L'inventario redatto dal notaio non può essere svalutato a mero atto riproduttivo delle dichiarazioni provenienti dai privati, e pertanto, come tale, ritenuto inidoneo a fornire alcun elemento in ordine alla effettiva titolarità dei beni ivi elencati in capo al de cuius, dovendo essere considerato (almeno fino a prova contraria) quale fonte privilegiata di convincimento in ordine alla ricostruzione e all'ammontare dell'asse ereditario, al momento dell'apertura della successione.

Commento

(di Daniele Minussi)
La diatriba risolta dalla S.C. era costituita dall'efficacia delle attestazioni relative alla presenza nel patrimonio del de cuius di beni immobili di cui si dava atto nel verbale. Tali risultanze risultavano difformi da quelle di cui alle visure catastali, di modo che si poneva il tema della prevalenza delle une sulle altre in relazione ad una successiva attività divisionale tra coeredi. Da un lato infatti la Corte d'Appello aveva ritenuto che il contenuto del verbale non avesse uno specifico valore probatorio, dal momento che non faceva altro se non riflettere le dichiarazioni delle parti, dall'altro chi reputava, al contrario, che la speciale perizia richiesta al pubblico ufficiale , implicasse un accertamento sulla reale consistenza dell'asse, non potendosi fermare alla mera riproduzione delle dichiarazioni di parte.
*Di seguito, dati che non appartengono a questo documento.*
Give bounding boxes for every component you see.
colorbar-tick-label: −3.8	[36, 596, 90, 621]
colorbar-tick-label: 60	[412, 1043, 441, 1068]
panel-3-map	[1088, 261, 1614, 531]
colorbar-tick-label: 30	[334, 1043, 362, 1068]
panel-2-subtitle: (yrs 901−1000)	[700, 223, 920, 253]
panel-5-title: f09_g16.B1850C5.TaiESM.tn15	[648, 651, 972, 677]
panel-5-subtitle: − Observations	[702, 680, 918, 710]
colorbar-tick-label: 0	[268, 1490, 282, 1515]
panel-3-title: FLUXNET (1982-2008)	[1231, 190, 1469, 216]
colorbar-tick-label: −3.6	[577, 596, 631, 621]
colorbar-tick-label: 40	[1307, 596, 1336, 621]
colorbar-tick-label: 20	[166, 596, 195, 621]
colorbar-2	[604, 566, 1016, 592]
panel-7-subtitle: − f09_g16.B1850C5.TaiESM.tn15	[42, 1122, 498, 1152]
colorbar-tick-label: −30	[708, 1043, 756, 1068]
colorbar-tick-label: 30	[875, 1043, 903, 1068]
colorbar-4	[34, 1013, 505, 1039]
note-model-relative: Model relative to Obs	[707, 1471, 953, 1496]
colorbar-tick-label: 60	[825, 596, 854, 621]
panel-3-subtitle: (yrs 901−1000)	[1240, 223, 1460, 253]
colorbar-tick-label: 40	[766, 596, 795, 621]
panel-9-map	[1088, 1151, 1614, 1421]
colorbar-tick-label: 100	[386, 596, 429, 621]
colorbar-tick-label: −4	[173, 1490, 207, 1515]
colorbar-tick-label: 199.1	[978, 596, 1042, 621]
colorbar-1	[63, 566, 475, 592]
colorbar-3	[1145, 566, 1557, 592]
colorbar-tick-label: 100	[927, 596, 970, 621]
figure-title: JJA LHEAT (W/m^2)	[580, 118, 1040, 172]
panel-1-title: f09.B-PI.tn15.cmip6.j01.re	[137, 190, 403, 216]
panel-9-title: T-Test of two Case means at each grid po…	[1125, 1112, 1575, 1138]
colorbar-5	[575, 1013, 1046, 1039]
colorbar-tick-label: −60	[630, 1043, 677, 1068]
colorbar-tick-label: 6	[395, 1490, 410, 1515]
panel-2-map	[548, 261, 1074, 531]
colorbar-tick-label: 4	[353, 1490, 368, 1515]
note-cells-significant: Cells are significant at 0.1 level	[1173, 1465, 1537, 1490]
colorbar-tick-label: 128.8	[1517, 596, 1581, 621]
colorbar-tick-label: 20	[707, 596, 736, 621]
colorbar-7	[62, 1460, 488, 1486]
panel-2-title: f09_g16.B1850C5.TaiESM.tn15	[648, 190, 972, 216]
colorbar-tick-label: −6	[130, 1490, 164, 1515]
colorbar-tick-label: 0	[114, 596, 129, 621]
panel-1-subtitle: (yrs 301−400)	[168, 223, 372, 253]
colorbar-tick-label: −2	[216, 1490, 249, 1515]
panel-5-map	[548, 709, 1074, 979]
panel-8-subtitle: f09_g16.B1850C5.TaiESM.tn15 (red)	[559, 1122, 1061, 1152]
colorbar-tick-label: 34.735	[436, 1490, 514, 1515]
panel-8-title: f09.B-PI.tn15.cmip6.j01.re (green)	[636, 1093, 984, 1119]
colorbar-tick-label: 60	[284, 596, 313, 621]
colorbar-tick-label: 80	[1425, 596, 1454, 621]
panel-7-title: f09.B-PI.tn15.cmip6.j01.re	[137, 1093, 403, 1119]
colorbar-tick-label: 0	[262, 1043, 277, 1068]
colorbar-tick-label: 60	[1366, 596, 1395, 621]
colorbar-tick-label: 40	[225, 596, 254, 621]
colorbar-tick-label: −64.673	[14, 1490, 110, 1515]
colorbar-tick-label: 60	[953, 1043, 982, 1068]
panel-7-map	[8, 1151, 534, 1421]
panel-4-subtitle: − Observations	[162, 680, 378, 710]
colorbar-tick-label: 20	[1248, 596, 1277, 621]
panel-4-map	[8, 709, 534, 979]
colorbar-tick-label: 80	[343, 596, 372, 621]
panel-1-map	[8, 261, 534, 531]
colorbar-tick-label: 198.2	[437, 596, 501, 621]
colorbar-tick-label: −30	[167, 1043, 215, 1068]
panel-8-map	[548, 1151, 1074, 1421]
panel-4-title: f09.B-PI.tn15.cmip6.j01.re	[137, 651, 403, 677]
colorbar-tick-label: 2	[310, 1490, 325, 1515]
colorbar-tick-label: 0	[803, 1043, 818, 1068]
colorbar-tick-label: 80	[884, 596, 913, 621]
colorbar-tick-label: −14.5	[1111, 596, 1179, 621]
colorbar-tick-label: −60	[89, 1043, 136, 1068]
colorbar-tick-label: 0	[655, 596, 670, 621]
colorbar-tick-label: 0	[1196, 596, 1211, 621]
E' il caso di osservare come, secondo questa impostazione, l'inventario assumerebbe una ulteriore dimensione certificativa che implica approfondimenti di speciale rigore in relazione al regime proprietario dei beni. Non ci si potrebbe infatti accontentare di una mera misura catastale, ma bisognerebbe risalire a tutti i titoli di proprietà per confrontarli ed analizzarli specificamente.